DARK DAYS IN BALTIMORE

The 1980s were a dark time. The decade began with the Iran Hostage crisis. I was suffering from Epstein Barr virus, which had taken such a toll on me that I couldn’t work and could barely think. In December of 1979, I moved from New York to Baltimore to take a job at Avalon Hill. Unfortunately, though I did not realize it at the time, I was hired to replace Randy Reed (the company scapegoat), who had left the company and the hobby. The wargaming world was in the doldrums. Today, people still remember and play wargames from the 1970s but there are few from the 80s. The 60s and 70s were decades of high creativity, but the 80s were a time of just rehashing existing formulas. In music and movies this was just as true as in the hobby, but we were in our prime and had to live with the hand that fate had dealt us.
I was disillusioned with being a game designer. My last game for OSG in 1979 was Bonaparte in Italy. When this game came out, I was so disappointed in the result; it was such a mess. Every other town on the map was misspelled. There were primary roads that had just disappeared into thin-air. This was because the map was finished after I had left the company; the game was completed by others. I was really ashamed of it, and it turned me off to the hobby. So I decided to go back to school and get a BA in music. By then I had given up on becoming a performing musician but I still harbored the desire to compose. I was using charts and tables to write music, trying to adapt the methods and tools of wargame design. The results were uninspiring. My goal was to develop the skill to somehow realize the glorious instrumental music that constantly resounded in my head. The idea of stochastic music was the best I could come up with since I could never manage to get my ideas down on paper. *
In January, 1981 Ronald Reagan took office as the 40th President. For the first time, in Baltimore, I met people who were self-proclaimed Republicans. Living in New York during the 1970s I had never met a one. I didn’t know what a Republican was or what made them tick. I had no reference point. Personally, I was never a supporter of the Democratic party either. I cast ‘a pox on both their houses,’ and registered as an independent, supporting Eugene McCarthy in 1976 and John Anderson in 1980. I thought that the wave of the future would bring the demise of the two-party system. Many people saw the election of Reagan as “morning again in America,” after the oil shocks, OPEC, and the hostages. But for me, those slogans were empty and meaningless. I had to make-do in a top-down, trickle-down economy—surviving on student loans and freelancing.
There were still lots of artists around, but there was no funding for art projects, so all the artists were struggling to get by. For a time, I worked with a crew of starving artists who had set up a contracting company. For a few months, we worked on the restoration of a church in Baltimore, the First & Franklin Presbyterian, an 1850’s brownstone with a massive spire that had been patched up with asphalt and was leaking badly. We had to climb up the scaffolding around the spire with a bucket of mud and a trowel. The artist who ran that crew committed suicide a few years later. We lived in shabby Baltimore neighborhoods and tried to make things happen without any money at all. Mel Brooks was working on his film, Life Stinks, at the time.
I was casting about for something better.
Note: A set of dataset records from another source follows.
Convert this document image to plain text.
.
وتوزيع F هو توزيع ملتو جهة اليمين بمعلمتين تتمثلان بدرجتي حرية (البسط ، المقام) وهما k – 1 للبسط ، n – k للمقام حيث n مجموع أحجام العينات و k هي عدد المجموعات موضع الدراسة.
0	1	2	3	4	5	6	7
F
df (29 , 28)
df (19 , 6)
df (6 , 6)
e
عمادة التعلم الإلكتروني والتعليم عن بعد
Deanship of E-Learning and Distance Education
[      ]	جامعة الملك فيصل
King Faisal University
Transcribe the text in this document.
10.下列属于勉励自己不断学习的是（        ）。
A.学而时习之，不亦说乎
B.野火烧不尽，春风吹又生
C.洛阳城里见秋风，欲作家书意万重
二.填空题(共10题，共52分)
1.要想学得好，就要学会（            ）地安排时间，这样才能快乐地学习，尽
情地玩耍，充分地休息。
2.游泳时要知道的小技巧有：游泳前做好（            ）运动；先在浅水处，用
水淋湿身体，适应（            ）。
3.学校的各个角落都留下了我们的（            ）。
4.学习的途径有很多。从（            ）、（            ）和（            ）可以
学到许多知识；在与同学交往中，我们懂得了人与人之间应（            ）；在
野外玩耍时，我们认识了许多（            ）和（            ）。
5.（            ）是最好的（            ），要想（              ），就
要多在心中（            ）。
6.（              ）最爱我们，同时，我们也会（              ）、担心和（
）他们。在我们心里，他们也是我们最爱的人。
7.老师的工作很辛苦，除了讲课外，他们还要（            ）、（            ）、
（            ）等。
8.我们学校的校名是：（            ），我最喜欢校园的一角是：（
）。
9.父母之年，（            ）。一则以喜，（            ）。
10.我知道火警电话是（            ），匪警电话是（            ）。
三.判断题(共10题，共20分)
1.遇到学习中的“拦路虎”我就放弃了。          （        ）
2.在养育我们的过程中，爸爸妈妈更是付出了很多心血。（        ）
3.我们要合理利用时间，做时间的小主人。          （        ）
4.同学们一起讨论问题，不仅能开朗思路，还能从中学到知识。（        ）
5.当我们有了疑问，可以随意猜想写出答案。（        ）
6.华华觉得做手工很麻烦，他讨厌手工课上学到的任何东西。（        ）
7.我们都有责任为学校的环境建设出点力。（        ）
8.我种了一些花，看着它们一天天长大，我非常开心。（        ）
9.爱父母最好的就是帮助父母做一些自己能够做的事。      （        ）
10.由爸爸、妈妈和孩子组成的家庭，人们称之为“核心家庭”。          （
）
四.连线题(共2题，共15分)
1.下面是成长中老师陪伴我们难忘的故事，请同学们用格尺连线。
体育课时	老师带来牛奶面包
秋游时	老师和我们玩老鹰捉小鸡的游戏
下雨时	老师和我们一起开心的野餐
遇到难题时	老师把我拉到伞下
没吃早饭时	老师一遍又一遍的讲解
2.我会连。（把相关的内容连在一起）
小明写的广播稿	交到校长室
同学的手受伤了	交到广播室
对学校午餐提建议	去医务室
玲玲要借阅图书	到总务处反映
SPI had folded and had gotten ripped-off by a large gaming empire that had posed as a white-knight but then immediately pulled the rug out from under Dunnigan and Simonsen, leaving their large following in the lurch, who had invested in lifetime subscriptions for $300 (equivalent in today’s money to over a thousand bucks). After they took over the company, they were looking for former SPI employees to run the ‘new’ SPI, and I went for an interview to Lake Geneva. I felt rotten about betraying the subscribers, so I thought, if I’m going to sell out, I’m going to go big, asking a hundred grand ($350,000 in today’s deflated currency). That way, I would be able to live well in New York City and pay off my student loan within a year, then quit.
So I flew out to Chicago. The company sent a limo to pick me up at the airport that drove me through 70 miles of cornfields. But when I arrived there was no one there to greet me, so I had to cool my heels until my meeting the next day. They only offered me $70K, arguing that I’d be able to get to $100K in a few years. I refused that and went back to living hand-to-mouth.